The Causal Loop Diagram
From Wikipedia, of course
If you thought Escalation looked bad, this should make you bury your head in your pillow. In this diagram both Farmer A and Farmer B figure out they should add cows to the field. Neither wants to add support to the grazing, so the natural resource limit (grazing capacity) eventually ruins the Commons for both of them, and pretty rapidly.
That was the classic example, but there are examples more appropriate for our current world (unless you have some cows grazing on public land, I suppose). Here's one that might hit closer to home for some people.
Friends of mine had a favorite fishing spot in one of the local lakes. For years they've been going there, successfully pulling in a nice quota of fish and enjoying themselves. The trick is that they didn't tell anybody where the spot was.
But somebody else did.
As soon as word got around, boats regularly anchored and fishermen from everywhere began to fish the spot. Before too long the spot was fished out.
This happens in the oceans too, doesn't it? Or the coal mines? Or the oil wells? Except that in coal mines and oil wells there is no system of natural replenishment. There is a fixed resource limit.
The behavior over time is not too complicated for this archetype either.
The benefit of the Commons increases for each group until, ultimately, the benefit disappears for everyone.
We actually see something similar in the world of MMORPG gaming, like World of Warcraft™ (now FREE to play up to level 20! - I had to do that). The main difference is that the "Commons" is owned and operated by an individual company.
I think back to the earlier days playing WoW, though, and remember when we used to try to logon and play and there would be a wait time to get onto the server!
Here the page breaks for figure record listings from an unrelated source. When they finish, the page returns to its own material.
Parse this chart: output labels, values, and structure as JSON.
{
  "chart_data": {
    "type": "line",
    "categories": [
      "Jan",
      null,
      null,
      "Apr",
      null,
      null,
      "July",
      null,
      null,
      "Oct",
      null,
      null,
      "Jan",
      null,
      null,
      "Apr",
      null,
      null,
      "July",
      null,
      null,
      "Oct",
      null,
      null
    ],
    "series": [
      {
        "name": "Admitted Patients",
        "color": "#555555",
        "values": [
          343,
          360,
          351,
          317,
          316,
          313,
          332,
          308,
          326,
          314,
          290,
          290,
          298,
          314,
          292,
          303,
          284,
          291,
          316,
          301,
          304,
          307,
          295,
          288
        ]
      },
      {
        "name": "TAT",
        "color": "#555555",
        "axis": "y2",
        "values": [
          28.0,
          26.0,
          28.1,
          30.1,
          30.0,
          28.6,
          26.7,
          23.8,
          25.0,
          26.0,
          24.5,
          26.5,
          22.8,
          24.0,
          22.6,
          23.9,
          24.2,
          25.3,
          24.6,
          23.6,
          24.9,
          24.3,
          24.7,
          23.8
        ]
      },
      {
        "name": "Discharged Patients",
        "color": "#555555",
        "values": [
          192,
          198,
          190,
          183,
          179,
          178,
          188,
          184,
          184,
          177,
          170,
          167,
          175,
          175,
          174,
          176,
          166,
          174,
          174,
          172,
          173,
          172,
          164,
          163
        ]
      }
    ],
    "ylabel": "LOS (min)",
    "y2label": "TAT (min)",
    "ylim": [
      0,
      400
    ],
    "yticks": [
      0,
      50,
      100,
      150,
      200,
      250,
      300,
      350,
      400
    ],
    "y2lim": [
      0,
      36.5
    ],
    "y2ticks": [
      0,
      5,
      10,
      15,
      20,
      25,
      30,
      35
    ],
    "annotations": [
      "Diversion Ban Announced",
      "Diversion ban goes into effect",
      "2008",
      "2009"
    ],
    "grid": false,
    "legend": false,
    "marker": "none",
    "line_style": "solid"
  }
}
WoW had a certain number of servers available to the players and the popularity of the game took off faster than they could meet demand. I played. I got my friends and family to play. Eventually the servers were so busy that none of us could play!
There was a technical fix for that problem. Blizzard™ spent some money and provided more and faster servers to meet demand. Essentially, they expanded the Commons so the resource limitation was avoided.
We do see this problem somewhere else in the United States, though. Workers for decades contribute money to Social Security. As workers retire they get to draw from this common pool of money so they are not destitute in their old age. The problem is that the common pool is now "overgrazed" and cannot support the people drawing from it.
So now a real tragedy looms, and the government is afraid to deal with it directly. That will take us to another system archetype, though.

Comments

  1. Do you remember how I said I didn't think this one applied as much to real life?

    Campus cafeteria.

    I take it all back! Let loose a few chicken nuggets in a campus cafeteria and suddenly the whole thing is tragedy of the commons. Everyone thinks that they can take ONE EXTRA chicken nugget, and then ONE EXTRA more than the guy before (so it's also escalation). And no one thinks to utilize another commons, such as waffles or pizza, to give chicken nuggets a rest. And then everyone is at the front of the line and the chicken is gone.